Álvaro Hidalgo, Icíar Sanz de Madrid y Enrique Fatás.
La política farmacéutica se ha convertido en uno de los
ejes de tensión geopolítica y económica más relevantes de los últimos años. Las
medidas impulsadas en Estados Unidos durante la Administración Trump pueden ser vistas como algo extraordinario en un país tradicionalmente defensor del libre mercado.
Redacción Médica ha recopilado la valoración de diferentes
ámbitos institucionales, económicos y académicos, cuyos expertos coinciden en que a diferencia de otros sectores, el mercado farmacéutico estadounidense está marcado por patentes y "una compleja
cadena de intermediación, dominada por aseguradoras y gestores de beneficios farmacéuticos".
Un mercado con poder público y muchos intermediarios
"En medicamentos, Estados Unidos nunca ha funcionado como un mercado competitivo estándar", explica
Álvaro Hidalgo, economista de la salud y presidente de la Fundación Weber. En ese contexto, incluso una Administración promercado puede
justificar la intervención como una forma de corregir desequilibrios y reforzar el poder de negociación pública.
Desde esta perspectiva, iniciativas como la
referencia internacional de precios (IRP) o el enfoque de "nación más favorecida" (MFN) no se plantearon tanto como un control clásico de precios, sino como instrumentos para evitar que el contribuyente estadounidense "subsidie" indirectamente a otros países con precios más bajos. "La presión sobre los precios se presentó como un objetivo nacional", resume Hidalgo.
Una lectura que también comparte
Enrique Fatás, catedrático y director del Behavioral Economics Institute de la
Universidad Europea de Valencia, quien
subraya el peso del factor electoral. A su juicio, el giro intervencionista se explica en buena medida por una crisis de "affordability" percibida por amplias capas de la población estadounidense. "El coste de los medicamentos se ha convertido en un
problema de renta disponible y de inseguridad económica", señala, especialmente en tratamientos crónicos o de alto impacto como la insulina o algunos fármacos oncológicos.
En este sentido, Fatás considera que
"la intervención sobre precios es muy rentable políticamente", ya que conecta directamente con una de las principales preocupaciones del electorado, incluida la base social del propio Trump. No obstante, advierte de que
los ahorros medios para los beneficiarios de Medicare son moderados y "su impacto agregado sobre el gasto total de las familias es limitado".
De hecho, tanto Hidalgo como Fatás coinciden en que los
efectos estructurales de estas medidas han sido reducidos. Hidalgo recuerda que en EEUU existe una
gran brecha entre el precio oficial (list price) y el precio neto real, debido a descuentos y acuerdos confidenciales. "Una bajada anunciada del precio oficial puede tener poco efecto real si no cambia la estructura de negociación", explica. Por ello, muchas de las reducciones de precios anunciadas durante ese periodo se interpretan más como gestos políticos que como reformas profundas del sistema.
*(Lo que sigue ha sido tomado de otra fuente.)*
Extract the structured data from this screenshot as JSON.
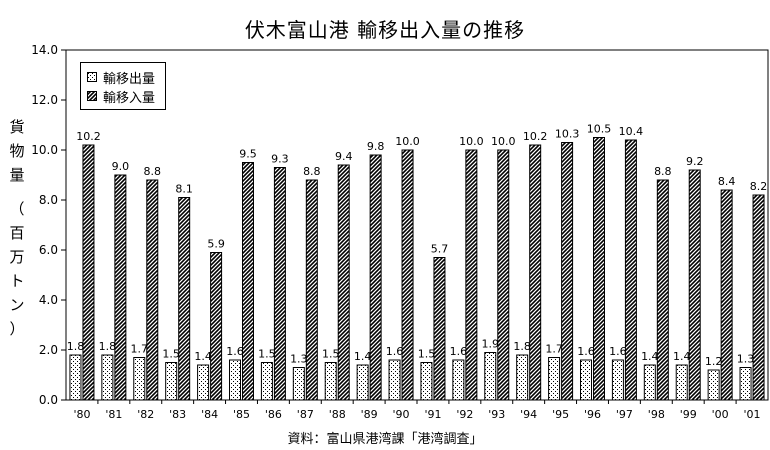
{
  "chart_data": {
    "type": "bar",
    "title": "伏木富山港 輸移出入量の推移",
    "ylabel": "貨物量（百万トン）",
    "xlabel": "",
    "source": "資料：富山県港湾課「港湾調査」",
    "categories": [
      "'80",
      "'81",
      "'82",
      "'83",
      "'84",
      "'85",
      "'86",
      "'87",
      "'88",
      "'89",
      "'90",
      "'91",
      "'92",
      "'93",
      "'94",
      "'95",
      "'96",
      "'97",
      "'98",
      "'99",
      "'00",
      "'01"
    ],
    "series": [
      {
        "name": "輸移出量",
        "pattern": "dots",
        "values": [
          1.8,
          1.8,
          1.7,
          1.5,
          1.4,
          1.6,
          1.5,
          1.3,
          1.5,
          1.4,
          1.6,
          1.5,
          1.6,
          1.9,
          1.8,
          1.7,
          1.6,
          1.6,
          1.4,
          1.4,
          1.2,
          1.3
        ]
      },
      {
        "name": "輸移入量",
        "pattern": "hatch",
        "values": [
          10.2,
          9.0,
          8.8,
          8.1,
          5.9,
          9.5,
          9.3,
          8.8,
          9.4,
          9.8,
          10.0,
          5.7,
          10.0,
          10.0,
          10.2,
          10.3,
          10.5,
          10.4,
          8.8,
          9.2,
          8.4,
          8.2
        ]
      }
    ],
    "yticks": [
      "0.0",
      "2.0",
      "4.0",
      "6.0",
      "8.0",
      "10.0",
      "12.0",
      "14.0"
    ],
    "ylim": [
      0,
      14
    ],
    "legend": "top-left",
    "grid": false,
    "value_label_format": "one-decimal"
  }
}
Intervenir sin reformar el sistema de precios
Desde la industria farmacéutica, el análisis se sitúa en un plano más global. Icíar Sanz de Madrid, directora del Departamento Internacional de
Farmaindustria, insiste en que
las decisiones en el mercado estadounidense deben leerse dentro de un contexto de elevada volatilidad internacional.
"
La industria farmacéutica opera en un entorno de incertidumbre extrema", señala Sanz; "marcado no solo por Estados Unidos, sino también por el auge de China, los conflictos geopolíticos y la inflación". Subraya también que el estadounidenese sigue siendo el principal mercado mundial del medicamento y un referente en precios, lo que le otorga un papel tractor en la financiación de la innovación global.
Desde el punto de vista de la patronal,
las políticas de presión directa sobre precios pueden afectar a las decisiones de inversión a medio y largo plazo, especialmente en áreas de alto riesgo. No obstante, Sanz matiza que el desequilibrio competitivo europeo no es nuevo ni atribuible únicamente a Trump, sino el resultado de una pérdida de liderazgo que se arrastra desde hace décadas.
En este sentido,
los expertos coinciden en que, la experiencia estadounidense puede interpretarse más bien como
un "aprendizaje tardío" del modelo europeo, caracterizado por una mayor capacidad de negociación pública. "Estados Unidos está transitando hacia lo que Europa ya tiene", apunta Fatás, recordando que incluso tras las reformas recientes los precios estadounidenses siguen siendo muy superiores a los europeos. Hidalgo refuerza esta idea al señalar que
el verdadero precedente no es normativo, sino indirecto.
Así pues, más que una anomalía ideológica, la estrategia farmacéutica de Trump aparece como "una combinación de pragmatismo económico, cálculo político y uso selectivo del poder público". Una intervención significativa que refleja
hasta qué punto el medicamento ha pasado de ser un asunto técnico a un eje central del debate económico y social.